On TV, Pearl is animated, engaging and passionate, just like he was in the locker room. And just like he is all the time. Walking through the halls at ESPN, Pearl fist-bumps production assistants, producers and other employees he sees throughout the day.
He likes working for ESPN because it's still an opportunity to teach an audience terminology so they can better understand the game. He's always teaching.
The hardest thing though is keeping his segments short and concise.
"I can't do anything in 30 seconds," he said, laughing. "You know what time practice ended when I was coaching? When I said it ended. Now, producers are in my ear with a 30-second timeout. It's OK because I'm a team player. But I want to write a book every time I'm on TV."
During a TV break, Pearl stands in front of four flat screens off to the side of the ESPN set watching four different games. His focus is on No. 5 Louisville at No. 9 Cincinnati. With 1:30 to play, there's a debate about whether the ball rolled out of bounds off Cardinals guard Russ Smith's foot or hit Bearcats forward Shaquille Thomas' heel. At first the officials rule Louisville ball, then change their minds to Cincinnati ball, then after another review, rule in favor of Louisville.
"Look, the ball changes direction after it hits his heel," Pearl explains as to why it should be Louisville's ball.
Pearl is anxious to see Cincinnati coach Mick Cronin's reaction after the call was reversed again.

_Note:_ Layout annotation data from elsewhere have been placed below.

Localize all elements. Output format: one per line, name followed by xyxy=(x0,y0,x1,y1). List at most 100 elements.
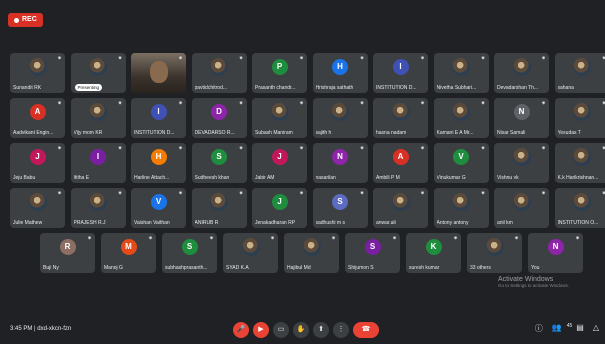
participant-tile[interactable]: S ⁕ sadhushi m s xyxy=(312,188,368,228)
participant-photo xyxy=(89,103,107,121)
mic-muted-icon: ⁕ xyxy=(601,190,605,197)
mic-muted-icon: ⁕ xyxy=(480,56,486,62)
participant-tile[interactable]: J ⁕ Jabir AM xyxy=(252,143,307,183)
chat-icon[interactable]: ▤ xyxy=(576,323,584,334)
participant-tile[interactable]: ⁕ 33 others xyxy=(467,233,522,273)
raise-hand-icon[interactable]: ✋ xyxy=(293,322,309,338)
participant-avatar: V xyxy=(453,149,469,165)
participant-tile[interactable]: I ⁕ Ittiha E xyxy=(70,143,126,183)
participant-name: Sudheesh khan xyxy=(194,175,230,181)
present-icon[interactable]: ⬆ xyxy=(313,322,329,338)
participant-name: Jenakadharan RP xyxy=(255,220,296,226)
participant-tile[interactable]: ⁕ INSTITUTION O... xyxy=(554,188,605,228)
participant-name: Manoj G xyxy=(104,265,123,271)
mic-muted-icon: ⁕ xyxy=(177,56,183,62)
participant-tile[interactable]: ⁕ PRAJESH R.J xyxy=(70,188,126,228)
participant-name: INSTITUTION D... xyxy=(134,130,175,136)
participant-tile[interactable]: ⁕ Hajibul Md xyxy=(284,233,339,273)
participant-tile[interactable]: ⁕ sahana xyxy=(554,53,605,93)
participant-tile[interactable]: ⁕ Sunandit RK xyxy=(10,53,65,93)
participant-tile[interactable]: M ⁕ Manoj G xyxy=(101,233,156,273)
participant-tile[interactable]: ⁕ Vishnu vk xyxy=(494,143,549,183)
side-controls: ⓘ 👥 45 ▤ △ xyxy=(535,323,599,334)
captions-icon[interactable]: ▭ xyxy=(273,322,289,338)
participant-avatar: S xyxy=(211,149,227,165)
participant-photo xyxy=(210,193,228,211)
participant-name: 33 others xyxy=(470,265,491,271)
participant-tile[interactable]: K ⁕ suresh kumar xyxy=(406,233,461,273)
mic-muted-icon: ⁕ xyxy=(480,191,486,197)
participant-tile[interactable]: I ⁕ INSTITUTION D... xyxy=(373,53,428,93)
mic-off-icon[interactable]: 🎤 xyxy=(233,322,249,338)
mic-muted-icon: ⁕ xyxy=(452,236,458,242)
participant-tile[interactable]: ⁕ Yesudas T xyxy=(554,98,605,138)
participant-tile[interactable]: J ⁕ Jeju Babu xyxy=(10,143,65,183)
participant-tile[interactable]: J ⁕ Jenakadharan RP xyxy=(252,188,307,228)
participant-tile[interactable]: ⁕ Presenting xyxy=(70,53,126,93)
participant-tile[interactable]: ⁕ pavtidchitrod... xyxy=(191,53,247,93)
participant-name: anwar.ali xyxy=(376,220,396,226)
participant-tile[interactable]: A ⁕ Ambili P M xyxy=(373,143,428,183)
participant-tile[interactable]: V ⁕ Vaishan Vaithan xyxy=(131,188,186,228)
activities-icon[interactable]: △ xyxy=(593,323,599,334)
participant-name: sajith h xyxy=(315,130,332,136)
participant-tile[interactable]: S ⁕ subhashprasanth... xyxy=(162,233,217,273)
end-call-icon[interactable]: ☎ xyxy=(353,322,379,338)
participant-avatar: A xyxy=(29,104,46,120)
mic-muted-icon: ⁕ xyxy=(177,191,183,197)
mic-muted-icon: ⁕ xyxy=(269,236,275,242)
participant-tile[interactable]: ⁕ anwar.ali xyxy=(373,188,428,228)
participant-tile[interactable]: S ⁕ Sudheesh khan xyxy=(191,143,247,183)
mic-muted-icon: ⁕ xyxy=(56,146,62,152)
participant-photo xyxy=(391,193,410,211)
mic-muted-icon: ⁕ xyxy=(419,191,425,197)
participant-tile[interactable]: ⁕ Subash Maniram xyxy=(252,98,307,138)
camera-off-icon[interactable]: ▶ xyxy=(253,322,269,338)
participant-tile[interactable]: S ⁕ Shijumon S xyxy=(345,233,400,273)
participant-tile[interactable]: I ⁕ INSTITUTION D... xyxy=(131,98,186,138)
participant-tile[interactable]: ⁕ ANIRUB R xyxy=(191,188,247,228)
participant-tile[interactable]: ⁕ Julie Mathew xyxy=(10,188,65,228)
mic-muted-icon: ⁕ xyxy=(419,146,425,152)
mic-muted-icon: ⁕ xyxy=(601,100,605,107)
people-icon[interactable]: 👥 45 xyxy=(552,323,573,334)
participant-tile[interactable]: ⁕ anil km xyxy=(494,188,549,228)
participant-name: PRAJESH R.J xyxy=(73,220,106,226)
mic-muted-icon: ⁕ xyxy=(56,191,62,197)
participant-tile[interactable]: D ⁕ DEVADARSO R... xyxy=(191,98,247,138)
participant-tile[interactable]: N ⁕ Nisar Samali xyxy=(494,98,549,138)
participant-tile[interactable]: ⁕ sajith h xyxy=(312,98,368,138)
participant-tile[interactable]: ⁕ Kamani E A Mr... xyxy=(433,98,489,138)
participant-photo xyxy=(485,238,504,256)
participant-tile[interactable]: R ⁕ Buji Ny xyxy=(40,233,95,273)
participant-tile[interactable]: ⁕ SYAD K.A xyxy=(223,233,278,273)
participant-avatar: V xyxy=(150,194,167,210)
participant-tile[interactable]: N ⁕ You xyxy=(528,233,583,273)
participant-tile[interactable]: ⁕ Vijy mom KR xyxy=(70,98,126,138)
mic-muted-icon: ⁕ xyxy=(480,146,486,152)
participant-avatar: S xyxy=(332,194,348,210)
mic-muted-icon: ⁕ xyxy=(601,55,605,62)
participant-tile[interactable]: H ⁕ Harline Attach... xyxy=(131,143,186,183)
participant-photo xyxy=(573,148,591,166)
participant-avatar: N xyxy=(513,104,530,120)
participant-avatar: I xyxy=(392,59,409,75)
participant-tile[interactable]: A ⁕ Aadvikant Engin... xyxy=(10,98,65,138)
participant-tile[interactable]: ⁕ K.k Harikrishnan... xyxy=(554,143,605,183)
participant-name: Yesudas T xyxy=(557,130,581,136)
participant-name: Vinukumar G xyxy=(436,175,466,181)
participant-tile[interactable]: ⁕ Nivetha Subhari... xyxy=(433,53,489,93)
participant-tile[interactable]: N ⁕ nasarilan xyxy=(312,143,368,183)
participant-tile[interactable]: ⁕ hasna nadam xyxy=(373,98,428,138)
participant-tile[interactable]: P ⁕ Prasanth chandr... xyxy=(252,53,307,93)
participant-tile[interactable]: ⁕ Devadarshan Th... xyxy=(494,53,549,93)
participant-tile[interactable]: V ⁕ Vinukumar G xyxy=(433,143,489,183)
participant-photo xyxy=(89,193,107,211)
call-controls: 🎤 ▶ ▭ ✋ ⬆ ⋮ ☎ xyxy=(233,322,379,338)
more-icon[interactable]: ⋮ xyxy=(333,322,349,338)
participant-tile[interactable]: ⁕ Antony antony xyxy=(433,188,489,228)
participant-tile[interactable]: ⁕ xyxy=(131,53,186,93)
participant-tile[interactable]: H ⁕ Hrishraja sathath xyxy=(312,53,368,93)
mic-muted-icon: ⁕ xyxy=(86,236,92,242)
info-icon[interactable]: ⓘ xyxy=(535,323,543,334)
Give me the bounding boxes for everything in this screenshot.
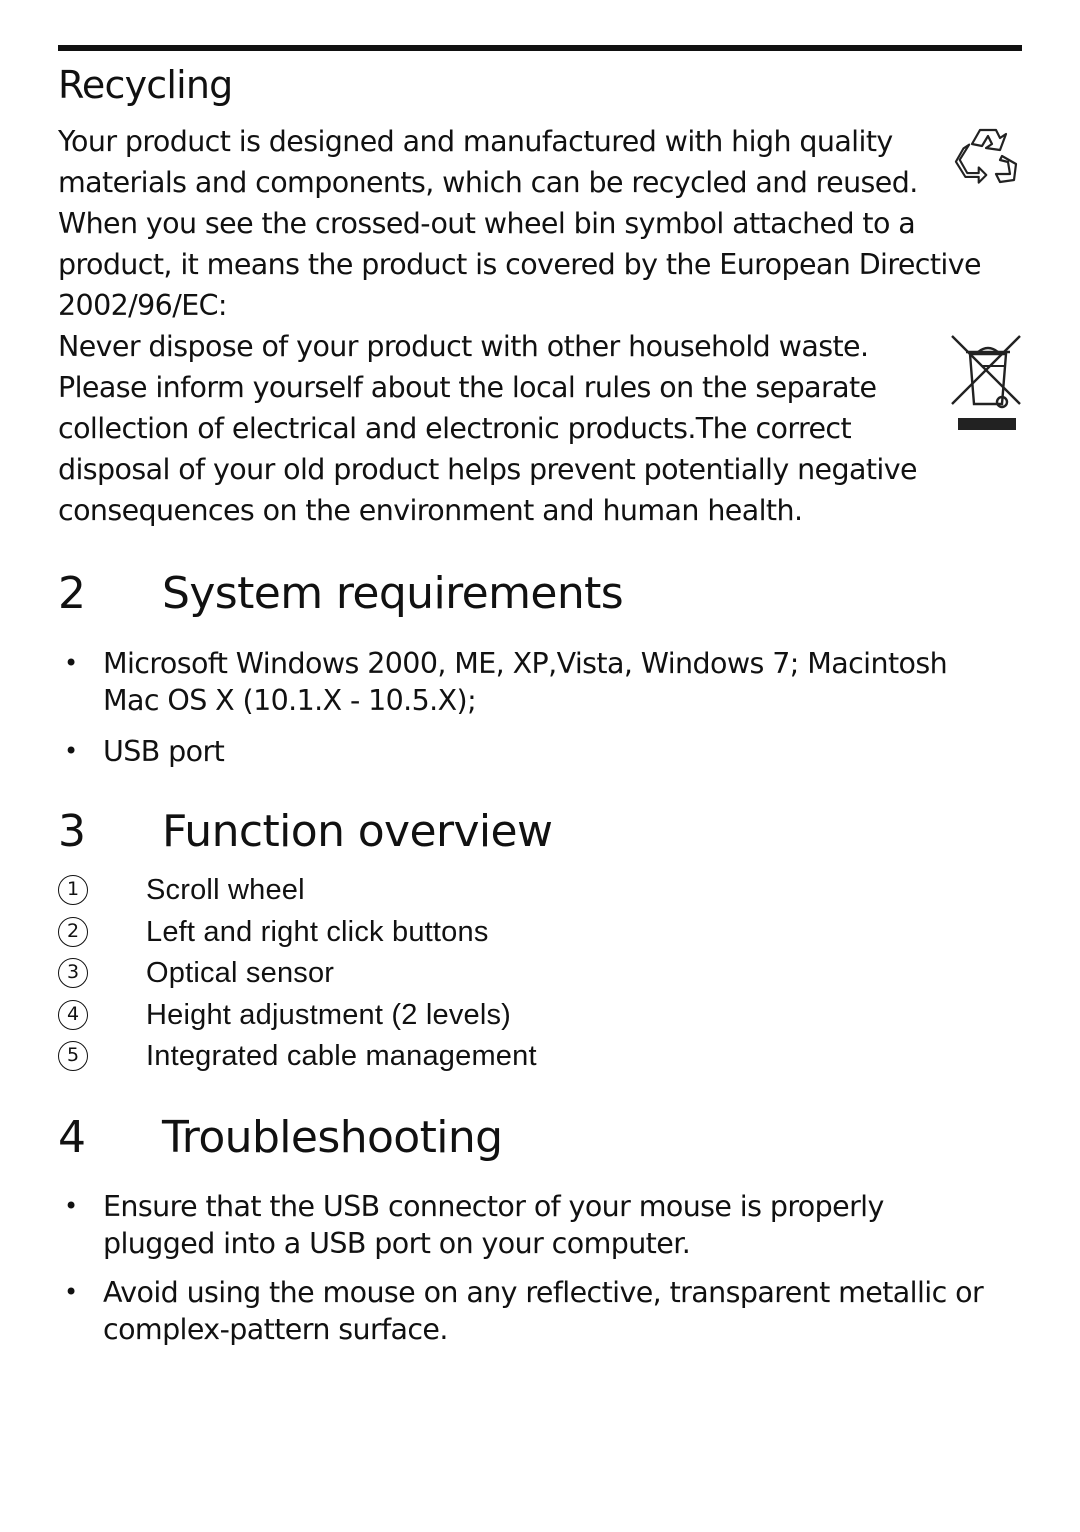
recycling-paragraph-1: Your product is designed and manufacture… — [58, 121, 982, 326]
section-number: 4 — [58, 1112, 86, 1163]
section-divider-rule — [58, 45, 1022, 51]
text-line: Never dispose of your product with other… — [58, 330, 869, 363]
text-line: Microsoft Windows 2000, ME, XP,Vista, Wi… — [103, 647, 948, 680]
circled-number-icon: 5 — [58, 1041, 88, 1071]
text-line: collection of electrical and electronic … — [58, 412, 852, 445]
text-line: Ensure that the USB connector of your mo… — [103, 1190, 884, 1223]
list-item: • USB port — [58, 733, 1018, 770]
text-line: product, it means the product is covered… — [58, 248, 982, 281]
function-label: Optical sensor — [146, 957, 335, 989]
system-requirements-list: • Microsoft Windows 2000, ME, XP,Vista, … — [58, 645, 1018, 770]
section-title: System requirements — [162, 568, 624, 619]
bullet-icon: • — [64, 1192, 78, 1220]
troubleshooting-list: • Ensure that the USB connector of your … — [58, 1188, 1018, 1348]
text-line: materials and components, which can be r… — [58, 166, 918, 199]
text-line: 2002/96/EC: — [58, 289, 228, 322]
recycle-icon — [954, 128, 1018, 184]
text-line: Mac OS X (10.1.X - 10.5.X); — [103, 684, 477, 717]
function-label: Left and right click buttons — [146, 915, 489, 948]
text-line: Avoid using the mouse on any reflective,… — [103, 1276, 984, 1309]
circled-number-icon: 1 — [58, 875, 88, 905]
section-number: 3 — [58, 806, 86, 857]
function-label: Scroll wheel — [146, 874, 305, 906]
crossed-out-wheel-bin-icon — [951, 335, 1021, 430]
recycling-heading: Recycling — [58, 63, 233, 107]
bullet-icon: • — [64, 1278, 78, 1306]
circled-number-icon: 2 — [58, 916, 88, 947]
text-line: plugged into a USB port on your computer… — [103, 1227, 691, 1260]
bullet-icon: • — [64, 649, 78, 677]
text-line: consequences on the environment and huma… — [58, 494, 803, 527]
text-line: complex-pattern surface. — [103, 1313, 448, 1346]
section-title: Function overview — [162, 806, 553, 857]
recycling-paragraph-2: Never dispose of your product with other… — [58, 326, 958, 531]
text-line: Your product is designed and manufacture… — [58, 125, 893, 158]
list-item: • Microsoft Windows 2000, ME, XP,Vista, … — [58, 645, 1018, 719]
function-label: Integrated cable management — [146, 1040, 537, 1072]
text-line: Please inform yourself about the local r… — [58, 371, 877, 404]
function-label: Height adjustment (2 levels) — [146, 998, 512, 1031]
text-line: When you see the crossed-out wheel bin s… — [58, 207, 916, 240]
bullet-icon: • — [64, 737, 78, 765]
circled-number-icon: 3 — [58, 958, 88, 988]
text-line: USB port — [103, 735, 225, 768]
text-line: disposal of your old product helps preve… — [58, 453, 918, 486]
list-item: • Avoid using the mouse on any reflectiv… — [58, 1274, 1018, 1348]
list-item: • Ensure that the USB connector of your … — [58, 1188, 1018, 1262]
circled-number-icon: 4 — [58, 999, 88, 1030]
section-title: Troubleshooting — [162, 1112, 503, 1163]
section-number: 2 — [58, 568, 86, 619]
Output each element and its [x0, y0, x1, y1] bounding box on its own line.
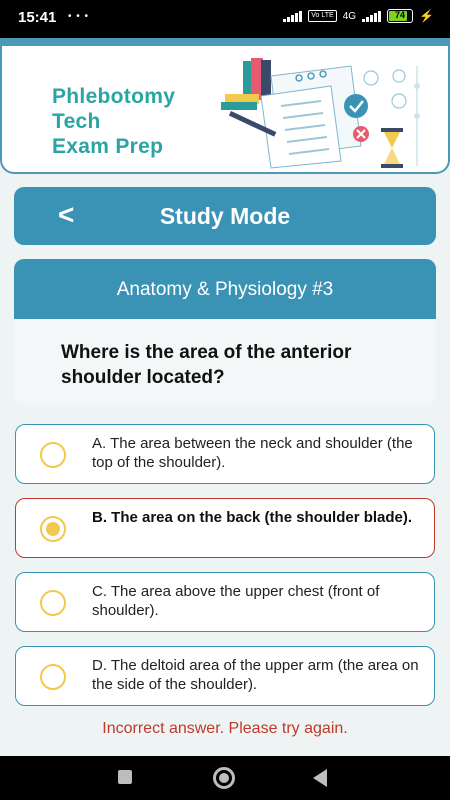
battery-icon: 74 — [387, 9, 414, 23]
radio-button[interactable] — [40, 664, 66, 690]
radio-button[interactable] — [40, 590, 66, 616]
status-time: 15:41 — [18, 9, 57, 26]
system-nav-bar — [0, 756, 450, 800]
app-title-line-2: Tech — [52, 110, 101, 133]
app-header-banner: Phlebotomy Tech Exam Prep — [0, 38, 450, 174]
app-title-line-3: Exam Prep — [52, 135, 164, 158]
battery-level: 74 — [395, 10, 406, 20]
radio-button[interactable] — [40, 442, 66, 468]
answer-option-b[interactable]: B. The area on the back (the shoulder bl… — [15, 498, 435, 558]
answer-option-text: C. The area above the upper chest (front… — [92, 583, 380, 619]
radio-button-selected[interactable] — [40, 516, 66, 542]
study-mode-bar: < Study Mode — [14, 187, 436, 245]
app-title: Phlebotomy Tech Exam Prep — [52, 84, 175, 159]
page-title: Study Mode — [159, 203, 291, 229]
answer-option-c[interactable]: C. The area above the upper chest (front… — [15, 572, 435, 632]
status-indicators: Vo LTE 4G 74 ⚡ — [283, 9, 434, 23]
exam-illustration-icon — [221, 58, 420, 169]
answer-option-text: A. The area between the neck and shoulde… — [92, 435, 413, 471]
answer-option-text: D. The deltoid area of the upper arm (th… — [92, 657, 419, 693]
back-icon[interactable] — [313, 769, 327, 787]
notification-dots-icon: • • • — [68, 11, 90, 22]
recent-apps-icon[interactable] — [118, 770, 132, 784]
question-category: Anatomy & Physiology #3 — [14, 259, 436, 319]
charging-icon: ⚡ — [419, 9, 434, 23]
answer-option-a[interactable]: A. The area between the neck and shoulde… — [15, 424, 435, 484]
cellular-signal-icon — [362, 10, 382, 22]
home-icon[interactable] — [213, 767, 235, 789]
volte-icon: Vo LTE — [308, 10, 337, 22]
answer-option-d[interactable]: D. The deltoid area of the upper arm (th… — [15, 646, 435, 706]
signal-strength-icon — [283, 10, 303, 22]
app-title-line-1: Phlebotomy — [52, 85, 176, 108]
question-card: Anatomy & Physiology #3 Where is the are… — [14, 259, 436, 405]
network-type-label: 4G — [342, 10, 357, 22]
answer-option-text: B. The area on the back (the shoulder bl… — [92, 509, 413, 526]
feedback-message: Incorrect answer. Please try again. — [102, 720, 348, 737]
question-text: Where is the area of the anterior should… — [61, 342, 352, 388]
status-bar: 15:41 • • • Vo LTE 4G 74 ⚡ — [0, 0, 450, 38]
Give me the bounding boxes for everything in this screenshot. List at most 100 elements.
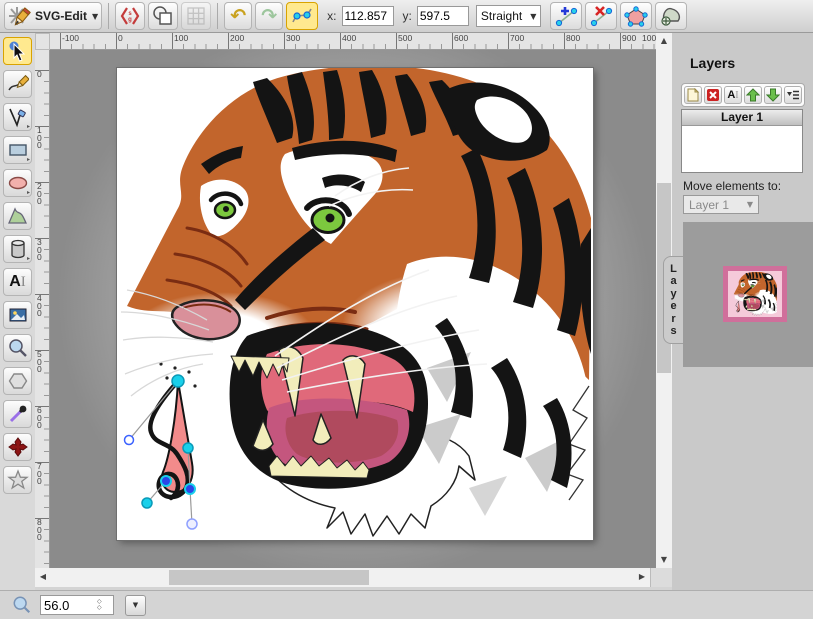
layer-menu-button[interactable] — [784, 86, 802, 104]
move-elements-select[interactable]: Layer 1 ▼ — [683, 195, 759, 214]
segment-type-arrow-icon: ▼ — [530, 12, 536, 21]
image-tool[interactable] — [3, 301, 32, 329]
line-tool[interactable]: ▸ — [3, 103, 32, 131]
ruler-label: 700 — [510, 33, 524, 43]
delete-node-icon — [589, 5, 613, 27]
ruler-label: 500 — [37, 351, 46, 374]
star-icon — [7, 469, 29, 491]
horizontal-scrollbar[interactable]: ◀ ▶ — [35, 568, 650, 587]
canvas-preview-area — [683, 222, 813, 367]
layer-menu-icon — [786, 88, 800, 102]
new-layer-button[interactable] — [684, 86, 702, 104]
ellipse-tool[interactable]: ▸ — [3, 169, 32, 197]
scroll-down-arrow[interactable]: ▼ — [656, 552, 672, 568]
ruler-label: 100 — [174, 33, 188, 43]
ruler-label: 200 — [230, 33, 244, 43]
ruler-label: 800 — [37, 519, 46, 542]
zoom-preset-arrow-icon: ▼ — [133, 601, 138, 609]
ellipse-icon — [7, 172, 29, 194]
y-coordinate-input[interactable] — [417, 6, 469, 26]
path-control-handle[interactable] — [187, 519, 197, 529]
layers-panel-tab[interactable]: Layers — [663, 256, 683, 344]
rectangle-icon — [7, 139, 29, 161]
ruler-label: 600 — [454, 33, 468, 43]
scroll-left-arrow[interactable]: ◀ — [35, 569, 51, 585]
magnifier-icon — [7, 337, 29, 359]
zoom-spinner[interactable]: ◇ ◇ — [95, 599, 104, 611]
delete-node-button[interactable] — [585, 2, 617, 30]
zoom-preset-dropdown[interactable]: ▼ — [125, 595, 146, 616]
pencil-tool[interactable] — [3, 70, 32, 98]
ruler-label: -100 — [62, 33, 79, 43]
ruler-label: 200 — [37, 183, 46, 206]
path-node[interactable] — [161, 476, 171, 486]
undo-button[interactable]: ↶ — [224, 2, 252, 30]
polygon-tool[interactable] — [3, 367, 32, 395]
rename-layer-button[interactable]: AI — [724, 86, 742, 104]
zoom-level-control[interactable]: ◇ ◇ — [40, 595, 114, 615]
shape-library-tool[interactable]: ▸ — [3, 235, 32, 263]
horizontal-scrollbar-thumb[interactable] — [169, 570, 369, 585]
ruler-label: 800 — [566, 33, 580, 43]
ruler-label: 300 — [37, 239, 46, 262]
grid-button[interactable] — [181, 2, 211, 30]
x-coordinate-label: x: — [327, 9, 336, 23]
eyedropper-tool[interactable] — [3, 400, 32, 428]
canvas-thumbnail[interactable] — [723, 266, 787, 322]
segment-type-select[interactable]: Straight ▼ — [476, 5, 542, 27]
rectangle-tool[interactable]: ▸ — [3, 136, 32, 164]
convert-to-path-icon — [659, 5, 683, 27]
path-node[interactable] — [185, 484, 195, 494]
add-node-icon — [554, 5, 578, 27]
ruler-label: 0 — [118, 33, 123, 43]
arrow-down-icon — [766, 88, 780, 102]
rename-layer-a-glyph: A — [727, 89, 735, 101]
move-layer-down-button[interactable] — [764, 86, 782, 104]
layer-list[interactable]: Layer 1 — [681, 109, 803, 173]
zoom-spinner-down-icon[interactable]: ◇ — [97, 605, 102, 611]
zoom-level-input[interactable] — [41, 598, 95, 613]
scroll-up-arrow[interactable]: ▲ — [656, 33, 672, 49]
redo-button[interactable]: ↷ — [255, 2, 283, 30]
path-node-selected[interactable] — [172, 375, 184, 387]
convert-to-path-button[interactable] — [655, 2, 687, 30]
path-edit-overlay[interactable] — [117, 68, 593, 540]
text-cursor-glyph: I — [21, 274, 26, 291]
path-node[interactable] — [142, 498, 152, 508]
scroll-right-arrow[interactable]: ▶ — [634, 569, 650, 585]
red-cross-diamond-icon — [7, 436, 29, 458]
path-polygon-nodes-icon — [624, 5, 648, 27]
open-close-path-button[interactable] — [620, 2, 652, 30]
ruler-label: 900 — [622, 33, 636, 43]
delete-layer-button[interactable] — [704, 86, 722, 104]
select-tool[interactable] — [3, 37, 32, 65]
zoom-tool[interactable] — [3, 334, 32, 362]
move-layer-up-button[interactable] — [744, 86, 762, 104]
connector-tool[interactable] — [3, 433, 32, 461]
ruler-label: 400 — [342, 33, 356, 43]
path-tool[interactable] — [3, 202, 32, 230]
text-tool-a-glyph: A — [9, 273, 21, 291]
text-tool[interactable]: A I — [3, 268, 32, 296]
layer-row[interactable]: Layer 1 — [682, 110, 802, 126]
wireframe-button[interactable] — [148, 2, 178, 30]
link-control-points-toggle[interactable] — [286, 2, 318, 30]
canvas-thumbnail-inner — [728, 271, 782, 317]
y-coordinate-label: y: — [403, 9, 412, 23]
main-menu-button[interactable]: SVG-Edit ▼ — [4, 2, 102, 30]
x-coordinate-input[interactable] — [342, 6, 394, 26]
source-editor-button[interactable]: s g — [115, 2, 145, 30]
delete-layer-icon — [706, 88, 720, 102]
svg-text:g: g — [128, 17, 132, 23]
ruler-label: 600 — [37, 407, 46, 430]
star-tool[interactable] — [3, 466, 32, 494]
add-node-button[interactable] — [550, 2, 582, 30]
path-control-handle[interactable] — [125, 436, 134, 445]
canvas-workspace[interactable] — [50, 50, 656, 568]
move-elements-value: Layer 1 — [689, 198, 729, 212]
toolbar-divider — [108, 3, 109, 29]
image-icon — [7, 304, 29, 326]
path-node[interactable] — [183, 443, 193, 453]
svg-canvas[interactable] — [117, 68, 593, 540]
pencil-icon — [7, 73, 29, 95]
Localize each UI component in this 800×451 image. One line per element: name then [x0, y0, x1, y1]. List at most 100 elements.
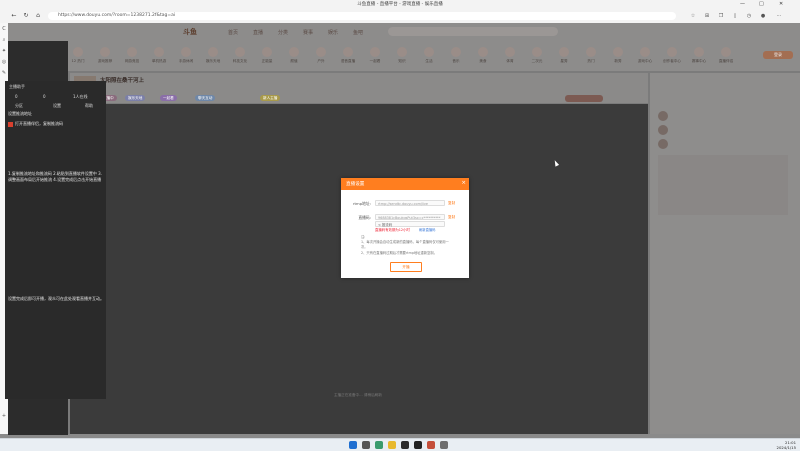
- category-icon: [370, 47, 380, 57]
- home-icon[interactable]: ⌂: [34, 12, 42, 20]
- tab-partition[interactable]: 分区: [15, 103, 23, 109]
- system-clock[interactable]: 21:01 2024/1/15: [777, 440, 796, 450]
- room-tag[interactable]: 娱乐天地: [125, 95, 146, 101]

"Show Mick's face, show Mick's face," Pearl says at the TV. "He's going to be mad."
Tennessee hasn't made it back to the NCAA tournament since Pearl was fired and the Vols are currently 16-11, 7-7 in the SEC. UT fans recently started a petition to bring Pearl back and it has over 21,000 signatures. Pearl is aware. "I'm on Twitter," he said.
A return is unlikely, but his orange blazer still hangs in his closet.
To watch Pearl watch a college basketball game is like watching pure happiness. He loves the game so much. Even he doesn't know if he'll get back into coaching or stick with ESPN.
"You never know," he said, smiling. "It's great to have options."